Output details
34 - Art and Design: History, Practice and Theory
Newcastle University
Digital Scale: Enlargement and Intelligibility in Thomas Ruff's Jpeg series
This chapter on Thomas Ruff's 'Jpeg' series of photographs offers an original reading of his work, and a broader argument about the relationship between digital images, the media, and war. It contextualises Ruff's series within his wider practice in order to consider the implications of the recent acquisition of 'Jpeg ny 02' by the Metropolitan Museum of Art as a commemorative artwork for victims of the terrorist attacks on September 11th, 2001. The chapter therefore considers the relationship between the digital image and memory, the nature of using artwork to commemorate and in some way resist what has been described as a 'war of images', and the impact of digital photography in the reporting of conflict.

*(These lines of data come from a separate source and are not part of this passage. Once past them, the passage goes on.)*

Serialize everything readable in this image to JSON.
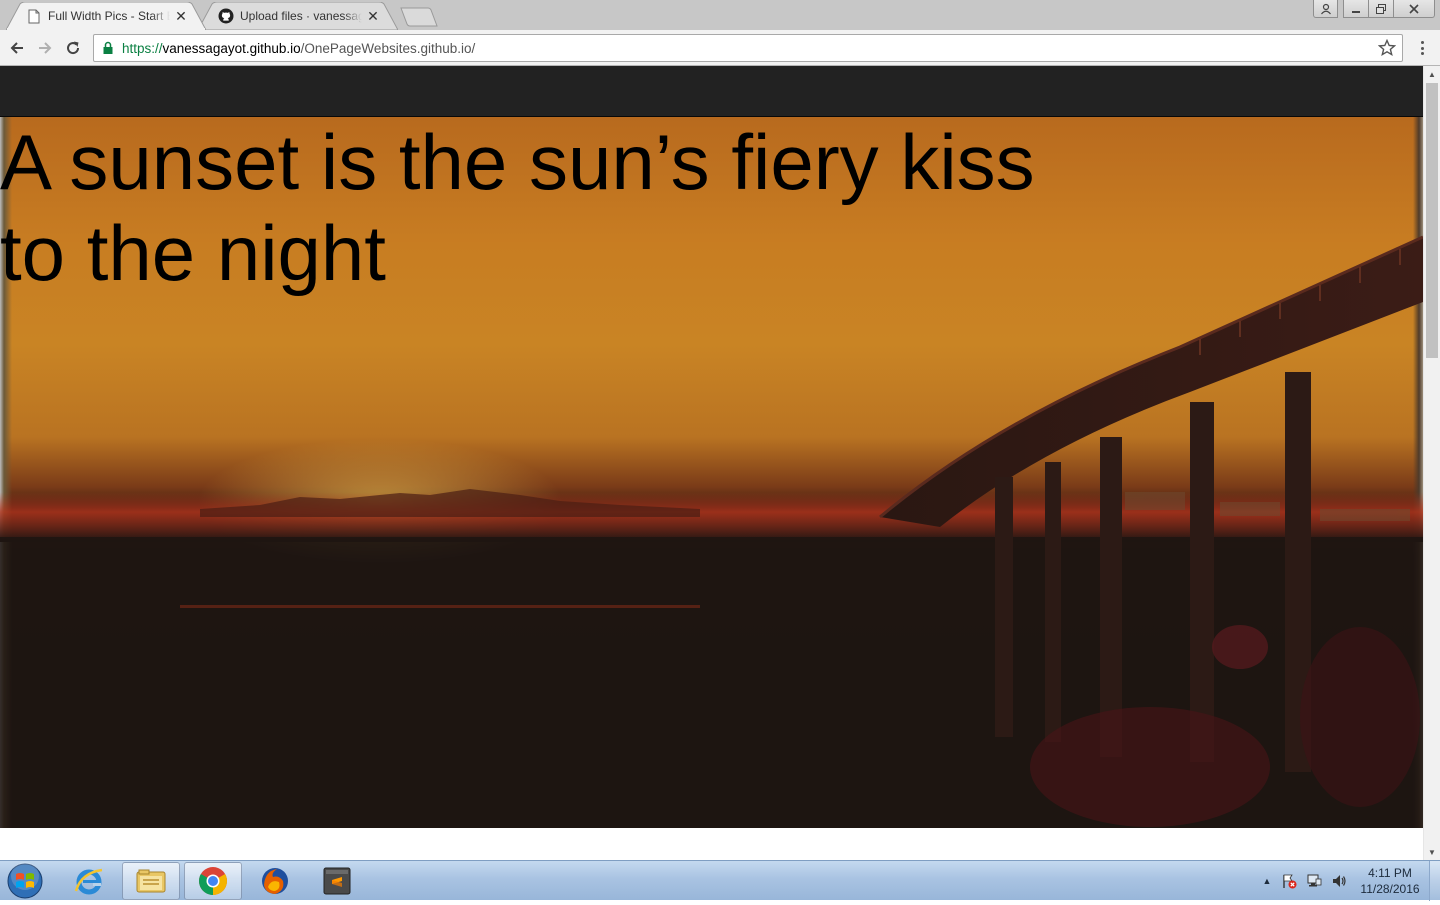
{
  "browser": {
    "tabs": [
      {
        "title": "Full Width Pics - Start Bo",
        "favicon": "page-icon",
        "active": true
      },
      {
        "title": "Upload files · vanessagay",
        "favicon": "github-icon",
        "active": false
      }
    ],
    "close_glyph": "✕",
    "address": {
      "scheme": "https://",
      "host": "vanessagayot.github.io",
      "path": "/OnePageWebsites.github.io/"
    },
    "window_buttons": [
      "user-icon",
      "minimize-icon",
      "maximize-icon",
      "close-icon"
    ]
  },
  "page": {
    "quote_line1": "A sunset is the sun’s fiery kiss",
    "quote_line2": "to the night",
    "nav_bar_color": "#222222"
  },
  "taskbar": {
    "pinned": [
      "internet-explorer-icon",
      "file-explorer-icon",
      "chrome-icon",
      "firefox-icon",
      "sublime-text-icon"
    ],
    "tray_arrow": "▲",
    "clock_time": "4:11 PM",
    "clock_date": "11/28/2016"
  },
  "scrollbar": {
    "up_glyph": "▲",
    "down_glyph": "▼"
  }
}
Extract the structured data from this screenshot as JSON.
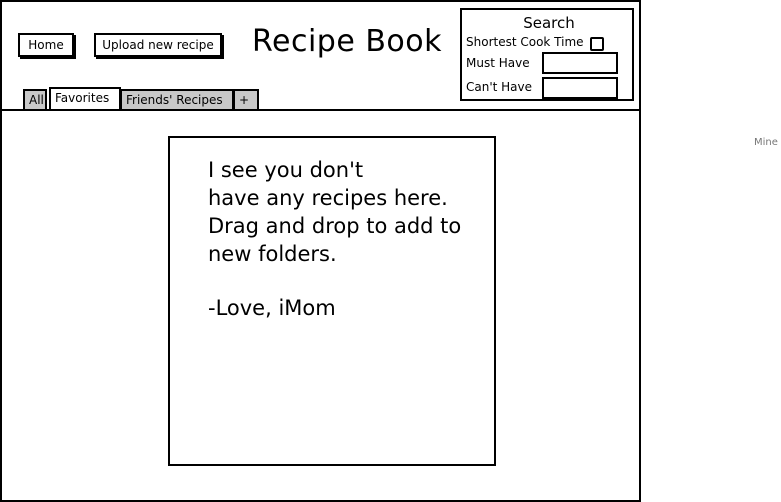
{
  "header": {
    "home_label": "Home",
    "upload_label": "Upload new recipe",
    "title": "Recipe Book"
  },
  "search": {
    "title": "Search",
    "shortest_cook_time_label": "Shortest Cook Time",
    "shortest_cook_time_checked": false,
    "must_have_label": "Must Have",
    "must_have_value": "",
    "cant_have_label": "Can't Have",
    "cant_have_value": ""
  },
  "tabs": [
    {
      "label": "All"
    },
    {
      "label": "Favorites",
      "active": true
    },
    {
      "label": "Friends' Recipes"
    },
    {
      "label": "+"
    }
  ],
  "note": {
    "message": "I see you don't\nhave any recipes here.\nDrag and drop to add to\nnew folders.",
    "signature": "-Love, iMom"
  },
  "side_label": "Mine"
}
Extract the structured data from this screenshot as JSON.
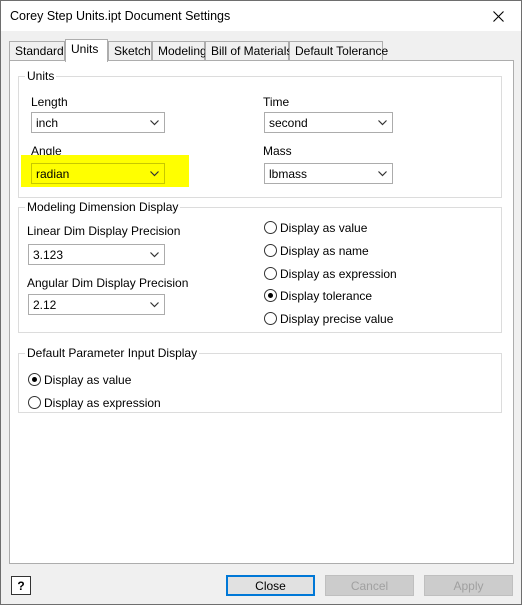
{
  "window": {
    "title": "Corey Step Units.ipt Document Settings"
  },
  "tabs": [
    {
      "label": "Standard",
      "active": false
    },
    {
      "label": "Units",
      "active": true
    },
    {
      "label": "Sketch",
      "active": false
    },
    {
      "label": "Modeling",
      "active": false
    },
    {
      "label": "Bill of Materials",
      "active": false
    },
    {
      "label": "Default Tolerance",
      "active": false
    }
  ],
  "units": {
    "group_label": "Units",
    "length_label": "Length",
    "length_value": "inch",
    "time_label": "Time",
    "time_value": "second",
    "angle_label": "Angle",
    "angle_value": "radian",
    "mass_label": "Mass",
    "mass_value": "lbmass",
    "highlight_color": "#ffff00"
  },
  "modeling_dimension": {
    "group_label": "Modeling Dimension Display",
    "linear_label": "Linear Dim Display Precision",
    "linear_value": "3.123",
    "angular_label": "Angular Dim Display Precision",
    "angular_value": "2.12",
    "options": [
      {
        "label": "Display as value",
        "selected": false
      },
      {
        "label": "Display as name",
        "selected": false
      },
      {
        "label": "Display as expression",
        "selected": false
      },
      {
        "label": "Display tolerance",
        "selected": true
      },
      {
        "label": "Display precise value",
        "selected": false
      }
    ]
  },
  "default_parameter": {
    "group_label": "Default Parameter Input Display",
    "options": [
      {
        "label": "Display as value",
        "selected": true
      },
      {
        "label": "Display as expression",
        "selected": false
      }
    ]
  },
  "buttons": {
    "help_icon": "question-icon",
    "close": "Close",
    "cancel": "Cancel",
    "apply": "Apply"
  }
}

It draws upon important recent writing by Judith Butler, Retort, Susan Sontag and Hito Steyerl. The chapter forms part of a book on the relationship between photography and the Internet, an urgent area of critical debate within both artistic practice and a global cultural context. The book, edited by Alexandra Moschovi, is the result of the 2011 international conference 'The Versatile Image: Photography in the Era of Web 2.0'. Other contributors include David Bate, Martin Lister and Mia Fineman. The book explores the ontological, conceptual, technical and aesthetic premises of photography in the era of Web 2.0: the changing use, exhibition and social value of vernacular imagery, the mutation of photographic genres, the blurring of boundaries between private and public, and issues of voyeurism, exhibitionism and ethics. This essay falls under the heading, ‘Appropriated Images and Creative Repurposing in Contemporary Art Practice’. (While there is a discussion of one of Ruff’s images in my book ‘Scale in Contemporary Sculpture’, the majority of this essay presents new material and research: the overall argument and many of the methodological references do not feature in the book.)